In practice, Havelock said, the producers have been throttling back the summer gas production and then producing at high rates in the winter. However, even at maximum production, the oil and gas fields struggle to keep up with the peak winter gas demand.

And that is where the gas storage comes into play, with the storage facilities supplying gas to fill production shortfalls. In fact, Agrium has said that it only managed to keep its Nikiski fertilizer plant open through the winter of 2005-06 as a result of the Swanson River gas storage facility boosting gas supplies during peak winter demand.

Boosting summer production

It is also possible to use gas storage to reduce the need to cut gas production during the summer — the excess production can be stored and used to help meet the winter base load demand.
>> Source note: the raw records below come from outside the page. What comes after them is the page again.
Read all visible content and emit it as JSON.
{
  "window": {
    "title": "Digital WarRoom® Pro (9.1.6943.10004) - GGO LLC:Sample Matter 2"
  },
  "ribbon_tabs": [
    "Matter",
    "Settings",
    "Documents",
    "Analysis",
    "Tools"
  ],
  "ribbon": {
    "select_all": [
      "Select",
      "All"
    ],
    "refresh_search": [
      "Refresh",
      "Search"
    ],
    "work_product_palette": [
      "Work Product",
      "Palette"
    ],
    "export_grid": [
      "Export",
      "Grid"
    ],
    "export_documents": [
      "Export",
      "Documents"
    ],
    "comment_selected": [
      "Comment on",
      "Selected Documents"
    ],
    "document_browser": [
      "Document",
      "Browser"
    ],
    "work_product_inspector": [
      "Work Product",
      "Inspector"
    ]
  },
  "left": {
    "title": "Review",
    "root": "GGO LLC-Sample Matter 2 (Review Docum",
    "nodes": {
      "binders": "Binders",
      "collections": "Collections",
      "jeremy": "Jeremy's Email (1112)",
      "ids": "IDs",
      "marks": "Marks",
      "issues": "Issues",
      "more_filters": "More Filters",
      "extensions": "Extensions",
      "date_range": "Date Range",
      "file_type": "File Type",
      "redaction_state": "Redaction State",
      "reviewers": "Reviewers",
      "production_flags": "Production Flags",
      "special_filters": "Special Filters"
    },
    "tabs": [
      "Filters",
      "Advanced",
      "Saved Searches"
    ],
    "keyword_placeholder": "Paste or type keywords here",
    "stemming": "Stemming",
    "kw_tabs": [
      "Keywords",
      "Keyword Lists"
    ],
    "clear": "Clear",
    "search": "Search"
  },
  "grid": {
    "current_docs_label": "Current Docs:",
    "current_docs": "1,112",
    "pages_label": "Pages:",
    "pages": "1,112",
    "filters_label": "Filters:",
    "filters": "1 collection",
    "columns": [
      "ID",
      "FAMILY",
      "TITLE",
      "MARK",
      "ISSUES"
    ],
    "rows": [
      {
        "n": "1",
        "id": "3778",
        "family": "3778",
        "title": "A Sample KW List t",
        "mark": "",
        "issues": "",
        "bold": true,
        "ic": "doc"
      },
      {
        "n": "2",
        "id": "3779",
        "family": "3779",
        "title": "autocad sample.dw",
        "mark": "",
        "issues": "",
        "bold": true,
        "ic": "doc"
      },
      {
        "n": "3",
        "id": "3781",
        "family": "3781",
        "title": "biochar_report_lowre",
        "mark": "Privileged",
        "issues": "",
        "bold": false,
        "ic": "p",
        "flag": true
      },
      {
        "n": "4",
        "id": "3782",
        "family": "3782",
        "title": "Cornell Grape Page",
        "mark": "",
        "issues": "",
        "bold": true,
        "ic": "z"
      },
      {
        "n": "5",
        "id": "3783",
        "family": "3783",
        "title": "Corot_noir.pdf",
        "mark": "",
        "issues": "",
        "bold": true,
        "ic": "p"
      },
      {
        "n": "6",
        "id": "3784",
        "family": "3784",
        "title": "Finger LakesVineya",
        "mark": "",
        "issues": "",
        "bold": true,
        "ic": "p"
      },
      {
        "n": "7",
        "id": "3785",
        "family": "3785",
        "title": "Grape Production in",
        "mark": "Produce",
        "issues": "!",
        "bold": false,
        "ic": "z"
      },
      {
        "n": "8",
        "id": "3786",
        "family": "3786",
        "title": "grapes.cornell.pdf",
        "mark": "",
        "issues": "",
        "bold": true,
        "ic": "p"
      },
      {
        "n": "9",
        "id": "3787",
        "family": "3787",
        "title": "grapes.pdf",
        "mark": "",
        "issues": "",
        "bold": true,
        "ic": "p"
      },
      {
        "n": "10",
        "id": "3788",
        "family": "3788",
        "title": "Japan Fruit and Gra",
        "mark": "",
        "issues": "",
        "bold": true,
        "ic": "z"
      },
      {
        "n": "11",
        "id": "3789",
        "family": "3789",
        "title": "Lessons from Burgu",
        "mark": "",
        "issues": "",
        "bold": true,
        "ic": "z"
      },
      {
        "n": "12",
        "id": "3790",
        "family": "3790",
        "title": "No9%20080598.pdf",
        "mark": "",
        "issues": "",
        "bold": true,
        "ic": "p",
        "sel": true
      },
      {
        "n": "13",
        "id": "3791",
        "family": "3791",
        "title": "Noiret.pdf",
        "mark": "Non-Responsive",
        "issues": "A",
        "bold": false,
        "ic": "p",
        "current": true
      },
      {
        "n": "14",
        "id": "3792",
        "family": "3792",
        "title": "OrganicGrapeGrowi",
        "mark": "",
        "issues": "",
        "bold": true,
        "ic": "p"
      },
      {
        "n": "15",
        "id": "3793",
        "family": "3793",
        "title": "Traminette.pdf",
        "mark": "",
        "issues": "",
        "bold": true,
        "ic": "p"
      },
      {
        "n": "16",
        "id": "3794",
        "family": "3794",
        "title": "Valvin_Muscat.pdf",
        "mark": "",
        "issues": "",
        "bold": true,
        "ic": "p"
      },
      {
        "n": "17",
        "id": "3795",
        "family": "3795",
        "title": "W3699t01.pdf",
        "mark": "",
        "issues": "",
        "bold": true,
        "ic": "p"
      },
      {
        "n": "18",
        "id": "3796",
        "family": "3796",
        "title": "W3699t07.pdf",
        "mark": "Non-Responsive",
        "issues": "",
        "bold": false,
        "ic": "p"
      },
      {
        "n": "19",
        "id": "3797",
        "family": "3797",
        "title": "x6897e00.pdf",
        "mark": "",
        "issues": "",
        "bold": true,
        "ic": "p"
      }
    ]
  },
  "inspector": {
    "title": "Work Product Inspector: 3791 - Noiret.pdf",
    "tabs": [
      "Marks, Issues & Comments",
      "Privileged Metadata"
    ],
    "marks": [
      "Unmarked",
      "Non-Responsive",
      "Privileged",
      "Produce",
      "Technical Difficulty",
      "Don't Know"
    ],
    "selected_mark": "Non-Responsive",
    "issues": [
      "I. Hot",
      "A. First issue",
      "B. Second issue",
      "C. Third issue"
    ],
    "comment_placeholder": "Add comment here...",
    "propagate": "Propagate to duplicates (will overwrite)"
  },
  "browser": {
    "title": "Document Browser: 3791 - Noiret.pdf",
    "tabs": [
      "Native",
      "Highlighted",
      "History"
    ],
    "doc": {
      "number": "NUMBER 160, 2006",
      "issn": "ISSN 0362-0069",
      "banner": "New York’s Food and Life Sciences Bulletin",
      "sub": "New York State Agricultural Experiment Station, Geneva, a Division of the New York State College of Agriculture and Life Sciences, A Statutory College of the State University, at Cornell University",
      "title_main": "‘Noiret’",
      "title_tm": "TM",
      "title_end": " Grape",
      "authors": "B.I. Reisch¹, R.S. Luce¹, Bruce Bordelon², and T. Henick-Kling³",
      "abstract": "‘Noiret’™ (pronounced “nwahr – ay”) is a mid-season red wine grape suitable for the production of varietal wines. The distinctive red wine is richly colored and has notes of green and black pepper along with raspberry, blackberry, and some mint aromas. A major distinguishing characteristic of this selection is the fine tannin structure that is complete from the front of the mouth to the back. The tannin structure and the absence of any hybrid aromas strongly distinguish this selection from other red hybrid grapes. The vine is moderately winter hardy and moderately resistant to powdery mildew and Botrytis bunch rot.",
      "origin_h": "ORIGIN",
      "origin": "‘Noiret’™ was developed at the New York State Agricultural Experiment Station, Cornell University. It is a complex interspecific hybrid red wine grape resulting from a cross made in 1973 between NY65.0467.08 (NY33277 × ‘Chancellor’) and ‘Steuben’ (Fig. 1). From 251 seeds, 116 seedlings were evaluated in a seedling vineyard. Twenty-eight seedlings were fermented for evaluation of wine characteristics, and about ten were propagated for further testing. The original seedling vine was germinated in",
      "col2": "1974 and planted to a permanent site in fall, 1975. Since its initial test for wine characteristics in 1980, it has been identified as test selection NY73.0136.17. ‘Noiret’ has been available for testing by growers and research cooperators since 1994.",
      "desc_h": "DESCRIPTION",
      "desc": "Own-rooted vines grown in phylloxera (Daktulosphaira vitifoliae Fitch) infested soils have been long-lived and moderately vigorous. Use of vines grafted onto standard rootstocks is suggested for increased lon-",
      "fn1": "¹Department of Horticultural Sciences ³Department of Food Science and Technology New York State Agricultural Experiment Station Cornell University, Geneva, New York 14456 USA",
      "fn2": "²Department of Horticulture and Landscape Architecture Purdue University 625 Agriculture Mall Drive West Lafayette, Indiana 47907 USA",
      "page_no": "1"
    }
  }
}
And theoretically that could increase the total annual gas production by a small amount, because the gas production wells could produce at a higher rate for more of the time over the course of the year.

Unfortunately, however, the realistic current deliverability of the gas storage facilities of about 43 million cubic feet per day isn’t sufficient to fully fill the shortfall of supply relative to demand during the colder parts of the winter. According to division estimates, the demand for base-load storage is 90 million cubic feet per day during the winter; demand during the coldest days requires an additional 47 million cubic feet per day from peak shaving facilities.

And, depending on the location of the storage facility, it may or may not be possible to channel gas through the pipeline network to meet peak demand at some specific time and place.

The bottom line on all of this is that, although the existing gas storage facilities will help balance gas supplies across the peaks and troughs of winter and summer demand, some additional storage is really needed.

“Cook Inlet needs additional working gas capacity and daily, especially peak deliverability, to meet current seasonal demand swings,” Havelock said.

And, of course, the availability of gas storage doesn’t help with the overall issue of having enough gas supplies to meet the total annual gas demand.

“You can’t inject gas you don’t have,” Havelock said.